- Location: Kunene Region, Namibia
- Coordinates: 18°27′00.00″S 12°01′00.00″E﻿ / ﻿18.4500000°S 12.0166667°E

= Cape Fria =

Headland on the northern coast of Namibia

Cape Fria (literally "cold cape") is a headland overlooking the South Atlantic Ocean situated along the northern shoreline of Namibia, about 120 km (75 mi) to the northwest of Mowe Bay and 200 km to the south of the Angolan border. It is located in Skeleton Coast National Park. Due to its remoteness, it is accessible only by air.

==History==
Cape Fria was discovered, along with Cape Cross, in 1486 by the Portuguese sailor Diogo Cão.

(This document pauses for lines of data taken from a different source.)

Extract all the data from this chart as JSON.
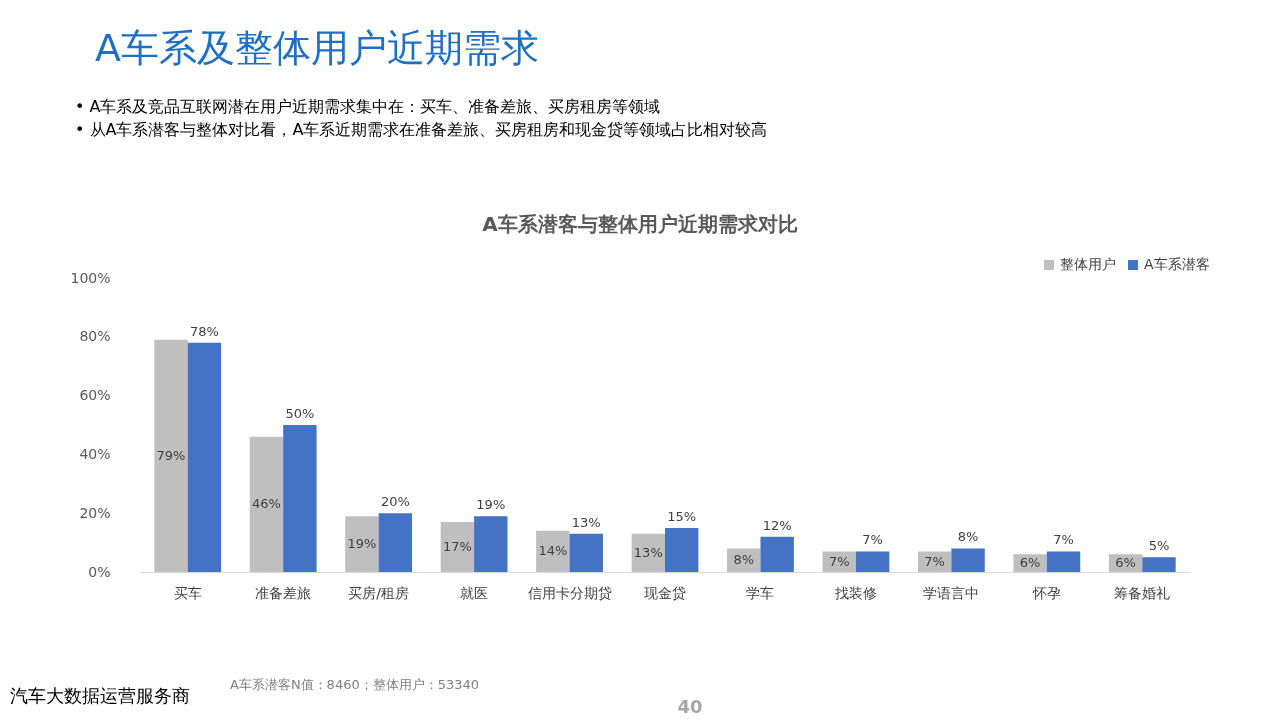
{
  "chart_data": {
    "type": "bar",
    "title": "A车系潜客与整体用户近期需求对比",
    "categories": [
      "买车",
      "准备差旅",
      "买房/租房",
      "就医",
      "信用卡分期贷",
      "现金贷",
      "学车",
      "找装修",
      "学语言中",
      "怀孕",
      "筹备婚礼"
    ],
    "series": [
      {
        "name": "整体用户",
        "color": "#bfbfbf",
        "values": [
          79,
          46,
          19,
          17,
          14,
          13,
          8,
          7,
          7,
          6,
          6
        ]
      },
      {
        "name": "A车系潜客",
        "color": "#4472c4",
        "values": [
          78,
          50,
          20,
          19,
          13,
          15,
          12,
          7,
          8,
          7,
          5
        ]
      }
    ],
    "ylim": [
      0,
      100
    ],
    "yticks": [
      {
        "value": 0,
        "label": "0%"
      },
      {
        "value": 20,
        "label": "20%"
      },
      {
        "value": 40,
        "label": "40%"
      },
      {
        "value": 60,
        "label": "60%"
      },
      {
        "value": 80,
        "label": "80%"
      },
      {
        "value": 100,
        "label": "100%"
      }
    ],
    "value_labels": [
      [
        "79%",
        "46%",
        "19%",
        "17%",
        "14%",
        "13%",
        "8%",
        "7%",
        "7%",
        "6%",
        "6%"
      ],
      [
        "78%",
        "50%",
        "20%",
        "19%",
        "13%",
        "15%",
        "12%",
        "7%",
        "8%",
        "7%",
        "5%"
      ]
    ],
    "legend": "top right",
    "grid": false,
    "annotations": [
      "A车系及整体用户近期需求",
      "•   A车系及竞品互联网潜在用户近期需求集中在：买车、准备差旅、买房租房等领域",
      "•   从A车系潜客与整体对比看，A车系近期需求在准备差旅、买房租房和现金贷等领域占比相对较高",
      "A车系潜客N值：8460；整体用户：53340",
      "汽车大数据运营服务商",
      "40"
    ]
  }
}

Since the beginning of the 1980s, there have been plans to build a deep-sea port along with a railway connection near Cape Fria to connect the north of Namibia — as well as the neighboring countries of Botswana, Zambia, Zimbabwe, and Angola — to international maritime traffic. Such a project would benefit Namibia's position in intra-African trade, but it has not been pursued, particularly on account of financing and environmental issues. The construction of a harbor and a rail connection has been planned since 2011 and was confirmed in October 2014, with the government dedicating $1.8 million USD to the project.